We provide three sample agents:

1. `rfl_agent` which checks if the tactic `rfl` completes the sorried proof
2. `llm_agent` which polls an LLM to make a one-shot attempt at filling the proof.
3. `tactic_agent` which queries an LLM to fill the proof tactic by tactic.

These are deliberately primitive (and hence weak), and *not* meant for
consumption. Rather, we hope they are helpful as templates on which one can base
stronger sorry-proving agents.

See [AGENTS.md](doc/AGENTS.md) for the specification of input and output of an
agent, and more information on the sample agents.

## Getting started

The easiest way to learn more about the SorryDB project is to have a look at our introductory notebook on Google Colab:

[![Open in Colab](https://colab.research.google.com/assets/colab-badge.svg)](https://colab.research.google.com/github/SorryDB/SorryDB/blob/master/doc/Introduction_to_the_SorryDB_Project.ipynb)

### Setup

SorryDB uses [Poetry](https://python-poetry.org/) for dependency management and
packaging. To get started

1. [Install Poetry if you haven't already](https://python-poetry.org/docs/#installation)
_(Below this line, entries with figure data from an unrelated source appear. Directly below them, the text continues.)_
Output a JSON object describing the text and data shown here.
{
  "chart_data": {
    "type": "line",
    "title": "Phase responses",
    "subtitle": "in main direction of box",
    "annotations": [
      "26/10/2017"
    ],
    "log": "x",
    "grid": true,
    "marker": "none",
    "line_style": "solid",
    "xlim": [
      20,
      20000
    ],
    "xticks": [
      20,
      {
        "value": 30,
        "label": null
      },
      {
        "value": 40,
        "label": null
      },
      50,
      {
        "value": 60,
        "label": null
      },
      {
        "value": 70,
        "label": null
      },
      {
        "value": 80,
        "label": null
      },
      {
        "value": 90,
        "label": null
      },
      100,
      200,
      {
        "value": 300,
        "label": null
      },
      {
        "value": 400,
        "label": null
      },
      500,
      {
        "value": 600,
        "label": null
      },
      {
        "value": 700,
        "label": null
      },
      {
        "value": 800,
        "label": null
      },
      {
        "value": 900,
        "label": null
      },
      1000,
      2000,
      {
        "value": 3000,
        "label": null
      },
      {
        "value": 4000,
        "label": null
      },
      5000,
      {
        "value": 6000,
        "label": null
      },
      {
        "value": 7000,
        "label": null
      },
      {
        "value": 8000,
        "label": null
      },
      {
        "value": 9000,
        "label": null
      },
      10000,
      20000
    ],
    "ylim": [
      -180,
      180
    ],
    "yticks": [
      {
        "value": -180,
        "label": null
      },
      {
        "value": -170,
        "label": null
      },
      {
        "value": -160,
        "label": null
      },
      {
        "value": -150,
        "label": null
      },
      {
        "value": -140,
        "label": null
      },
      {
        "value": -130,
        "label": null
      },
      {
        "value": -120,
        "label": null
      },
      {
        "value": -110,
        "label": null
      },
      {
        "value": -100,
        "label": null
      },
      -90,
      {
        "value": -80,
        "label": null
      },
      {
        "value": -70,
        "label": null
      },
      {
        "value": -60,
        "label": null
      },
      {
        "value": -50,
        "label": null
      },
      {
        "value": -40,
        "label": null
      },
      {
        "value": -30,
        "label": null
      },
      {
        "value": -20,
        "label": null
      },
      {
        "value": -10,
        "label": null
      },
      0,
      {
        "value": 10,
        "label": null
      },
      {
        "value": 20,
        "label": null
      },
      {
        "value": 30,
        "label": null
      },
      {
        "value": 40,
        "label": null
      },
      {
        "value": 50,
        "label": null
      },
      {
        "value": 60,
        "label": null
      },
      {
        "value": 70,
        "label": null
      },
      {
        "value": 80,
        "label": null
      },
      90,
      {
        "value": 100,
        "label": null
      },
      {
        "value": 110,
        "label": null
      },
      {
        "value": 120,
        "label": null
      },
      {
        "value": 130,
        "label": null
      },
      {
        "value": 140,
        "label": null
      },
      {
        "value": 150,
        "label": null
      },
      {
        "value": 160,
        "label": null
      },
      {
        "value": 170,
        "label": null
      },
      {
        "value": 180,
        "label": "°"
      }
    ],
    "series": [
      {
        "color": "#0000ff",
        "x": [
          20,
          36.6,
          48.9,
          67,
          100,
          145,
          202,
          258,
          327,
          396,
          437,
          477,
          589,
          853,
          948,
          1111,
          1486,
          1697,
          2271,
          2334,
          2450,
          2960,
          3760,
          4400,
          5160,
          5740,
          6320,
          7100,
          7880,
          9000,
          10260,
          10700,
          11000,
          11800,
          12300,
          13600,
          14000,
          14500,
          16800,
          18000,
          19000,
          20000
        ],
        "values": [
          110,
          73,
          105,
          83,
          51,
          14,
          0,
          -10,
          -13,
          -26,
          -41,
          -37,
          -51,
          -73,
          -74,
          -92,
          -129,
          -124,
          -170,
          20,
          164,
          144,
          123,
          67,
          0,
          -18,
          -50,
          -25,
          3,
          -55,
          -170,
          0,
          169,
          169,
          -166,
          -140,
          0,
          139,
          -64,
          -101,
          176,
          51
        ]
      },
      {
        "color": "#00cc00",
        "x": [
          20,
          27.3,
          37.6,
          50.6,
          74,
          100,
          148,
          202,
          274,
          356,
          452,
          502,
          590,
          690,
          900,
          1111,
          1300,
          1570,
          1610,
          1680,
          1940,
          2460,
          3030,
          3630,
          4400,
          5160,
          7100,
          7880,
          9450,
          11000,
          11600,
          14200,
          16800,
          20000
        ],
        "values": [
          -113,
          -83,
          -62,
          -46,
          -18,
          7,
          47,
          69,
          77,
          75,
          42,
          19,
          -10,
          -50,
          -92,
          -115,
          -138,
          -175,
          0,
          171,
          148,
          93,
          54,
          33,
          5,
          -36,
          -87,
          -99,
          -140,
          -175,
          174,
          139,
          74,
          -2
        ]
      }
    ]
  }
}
2. Clone the repository and install dependencies:

   ```sh
   git clone https://github.com/anonymous/sorrydb.git
   cd SorryDB
   poetry install
   ```

3. Activate the virtual environment:

   ```sh
   eval $(poetry env activate)
   ```

The command line scripts in [sorrydb/cli](sorrydb/cli) can now be run
from poetry's virtual environment by running:

`poetry run <script name> <options>`.

See the documents in [doc/](doc/) for more information on the various scripts
provided.

### Setting up your own database

We provide various tools to create and manage your own database. See
[DATABASE-SCRIPTS.md](doc/DATABASE-SCRIPTS.md) for instructions in setting up
your own database (e.g. to scrape your own repository).

## Testing

```sh
poetry run pytest                        # Run CI tests
poetry run pytest -m local_only          # Run local-only strategy tests
```

Local-only tests validate all agent strategies (rfl, simp, supersimple, tactic, agentic, llm with Anthropic/Google/DeepSeek/Kimina, cloud_llm) against a mock sorry. These require API keys and are excluded from CI.

## Contributing

See `CONTRIBUTING.md` for contribution guidelines.